My first grandchild, Bradley, went off to Kindergarten on Monday—his first day of real school. A preschool veteran, Bradley was excited about this new experience, especially the part where he got to bring his brand new Superman backpack. His dad and mom escorted him into the classroom, cameras flashing, and I got to greet him when he came walking out at the end of the school day. He looked happy, proud, and excited about the whole experience.
I’m not sure he fully understood he’d be doing this nearly every day for the rest of his youthful life…
Bradley’s first day brought back memories of my first day. I remember being terrified when my mother left me at Kindergarten. Mom says I “cried a little.” No wonder. She had just abandoned me in a room full of strange kids and a woman I’d never seen before named Miss Hequembourg. I was certain she was never coming back and all the coloring and easel painting in the world didn’t relieve my fears of this new experience.

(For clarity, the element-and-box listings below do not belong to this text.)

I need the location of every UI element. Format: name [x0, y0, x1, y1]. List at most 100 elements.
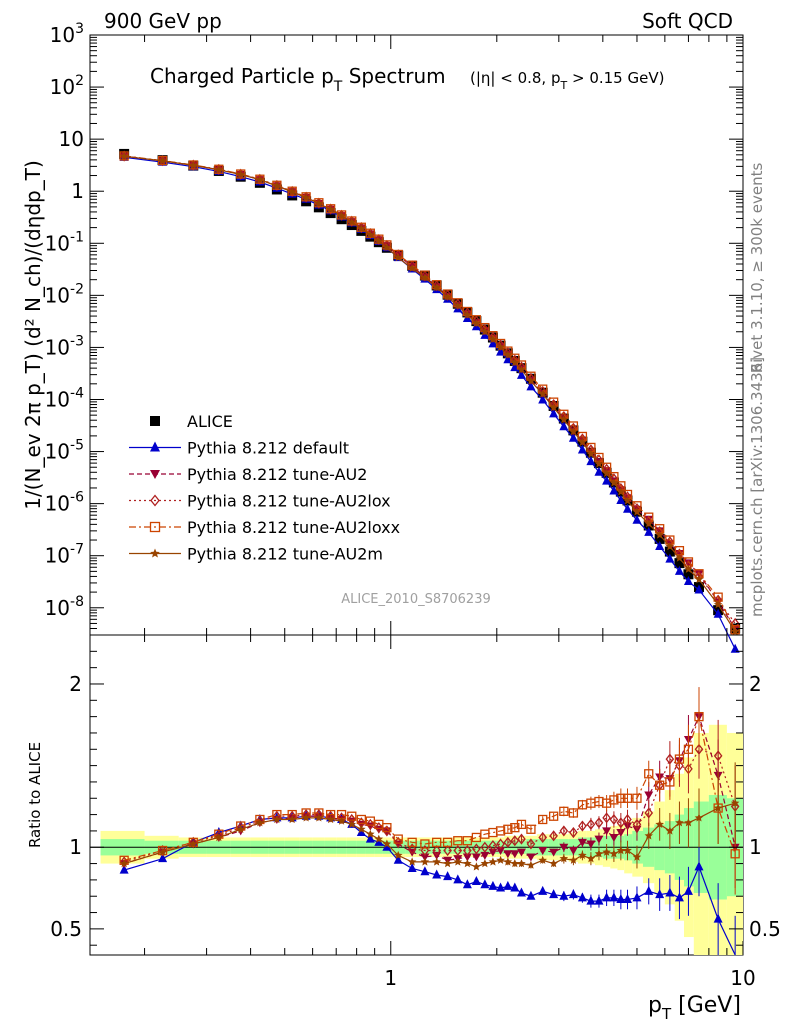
ratio-point-au2m [538, 855, 547, 864]
ratio-point-default [453, 874, 463, 884]
ratio-point-au2 [488, 848, 498, 857]
ratio-point-au2m [694, 813, 704, 822]
ratio-point-au2lox [713, 750, 723, 762]
ratio-point-au2m [255, 818, 265, 827]
top-point-au2loxx [325, 204, 336, 214]
ratio-point-au2m [407, 857, 417, 866]
ratio-point-au2lox [694, 743, 704, 755]
top-point-au2m [578, 437, 587, 446]
analysis-id: ALICE_2010_S8706239 [341, 592, 491, 607]
top-point-default [609, 485, 619, 495]
ratio-point-au2loxx [538, 814, 548, 825]
legend-label-au2loxx: Pythia 8.212 tune-AU2loxx [187, 518, 400, 537]
ratio-point-au2m [357, 824, 366, 833]
ratio-point-au2m [301, 813, 311, 822]
ratio-point-au2m [684, 818, 693, 827]
legend-entry-au2m: Pythia 8.212 tune-AU2m [129, 545, 383, 564]
ratio-point-au2 [526, 853, 536, 862]
ratio-point-default [526, 890, 536, 900]
top-point-au2m [569, 427, 578, 436]
top-point-default [644, 526, 654, 536]
top-point-au2m [357, 224, 366, 233]
top-point-default [586, 456, 596, 466]
ratio-point-au2loxx [432, 837, 442, 847]
ratio-point-default [432, 869, 442, 879]
ratio-point-au2lox [578, 820, 587, 832]
top-point-au2loxx [347, 216, 357, 226]
top-line-default [124, 156, 736, 650]
top-point-au2m [347, 217, 357, 226]
ratio-point-au2lox [366, 818, 375, 830]
top-point-au2lox [503, 347, 513, 359]
ratio-point-au2 [616, 829, 626, 838]
top-point-au2m [472, 318, 481, 327]
ratio-point-au2loxx [665, 777, 675, 787]
top-point-au2m [616, 487, 626, 496]
ratio-point-default [382, 841, 392, 851]
ratio-panel-axes: 0.5 0.5 1 1 2 2 1 10 [50, 635, 781, 990]
ratio-point-au2lox [517, 833, 526, 845]
x-tick-label: 10 [730, 966, 755, 990]
y-axis-label-top: 1/(N_ev 2π p_T) (d² N_ch)/(dηdp_T) [21, 160, 45, 510]
legend-label-au2: Pythia 8.212 tune-AU2 [187, 465, 367, 484]
ratio-point-au2lox [665, 753, 675, 765]
top-point-au2m [443, 292, 452, 301]
top-point-default [577, 444, 587, 454]
ratio-point-au2lox [443, 844, 452, 857]
ratio-point-au2m [665, 826, 675, 835]
title-main: Charged Particle p [150, 64, 334, 88]
ratio-point-au2m [420, 857, 430, 866]
ratio-point-default [407, 862, 417, 872]
ratio-point-au2loxx [510, 823, 520, 833]
legend-label-data: ALICE [187, 412, 233, 431]
ratio-point-au2loxx [609, 795, 619, 805]
y-tick-label-ratio: 1 [69, 835, 82, 859]
ratio-point-au2lox [374, 822, 384, 834]
ratio-point-au2loxx [420, 839, 430, 849]
ratio-point-au2m [189, 839, 198, 848]
plot-cut: (|η| < 0.8, pT > 0.15 GeV) [470, 69, 664, 92]
legend-marker-default [150, 441, 160, 452]
top-point-au2lox [496, 339, 505, 351]
ratio-point-default [568, 889, 578, 899]
top-point-au2m [526, 376, 536, 385]
ratio-point-au2m [432, 857, 441, 866]
ratio-point-au2lox [453, 844, 463, 857]
ratio-point-default [665, 887, 675, 897]
ratio-point-au2m [214, 832, 224, 842]
ratio-point-au2 [577, 838, 587, 847]
ratio-point-default [713, 913, 723, 923]
top-point-au2m [453, 301, 463, 310]
ratio-point-default [683, 885, 693, 895]
ratio-point-au2m [326, 815, 335, 824]
top-point-au2lox [488, 331, 498, 343]
ratio-point-au2lox [538, 831, 548, 844]
ratio-point-au2loxx [393, 834, 403, 844]
ratio-point-au2m [463, 859, 472, 868]
ratio-point-default [623, 893, 633, 903]
ratio-point-au2loxx [526, 824, 536, 834]
top-line-au2m [124, 155, 736, 632]
top-point-au2m [236, 170, 245, 179]
ratio-point-au2m [644, 831, 653, 840]
top-point-au2m [609, 478, 619, 487]
ratio-point-au2lox [586, 818, 596, 830]
ratio-point-au2lox [255, 815, 265, 827]
ratio-point-au2 [594, 835, 604, 844]
y-tick-label-ratio: 2 [69, 672, 82, 696]
ratio-point-default [420, 866, 430, 876]
ratio-point-au2lox [432, 844, 441, 857]
y-tick-label-top: 103 [50, 21, 84, 47]
top-point-au2loxx [365, 228, 375, 238]
top-point-au2m [586, 449, 596, 458]
top-point-au2m [463, 310, 472, 319]
top-point-default [516, 369, 526, 379]
top-point-au2loxx [272, 180, 282, 190]
x-tick-label: 1 [384, 966, 397, 990]
header-right: Soft QCD [642, 9, 733, 33]
top-point-default [665, 553, 675, 563]
ratio-point-au2m [480, 859, 490, 868]
top-point-au2lox [480, 324, 490, 336]
ratio-point-au2loxx [694, 711, 704, 722]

At least for the first few minutes.
Apparently I came bounding out of the classroom and told my mom, “That was fun!” after she’d spent the last couple of hours worrying about me. Then I asked her if she knew what a “lavatory” was.
After one day of school, I already thought I was smarter than she was.
My dad, according to my grandmother, really had a hard time on that first day of kindergarten. My grandmother had walked him to school, escorted him into the classroom, and returned home, thinking “Little Eddie” would be fine. But moments later my dad slipped out the classroom door, followed her home, and hid under the front porch until he saw the other kids coming home from school. He got away with this for nearly two weeks, until the principal called asking where “Little Eddie” was.
I’m sure I would have done the same thing if I’d had a porch to hide under.
My husband Tom says he doesn’t remember much about kindergarten. Just that there was something called “Nap Time.” He must have learned the alphabet and how to color, but all he remembers is that he had to take a nap.
He really nailed that skill.
When my first born went to school his first day, I remember hanging around the Vista Grande school yard for quite a while, not ready to cut the cord and leave my son. I arrived to pick him up a half an hour early, just to make sure he knew I hadn’t abandoned him, like my mother had me.
But he was smiling broadly, carrying some art work that I’m sure I displayed on the refrigerator until it disintegrated. Like his father, he doesn’t remember that day either, but I do. He liked his teacher, he’d made a new friend (Grady), and he’d taken the first step toward independence.
Of course, he was surprised to find out he had to go back to school the next day. I didn’t have the heart to tell him he’d be going for the rest of his youthful life.
I was afraid he might run home and hide under the porch.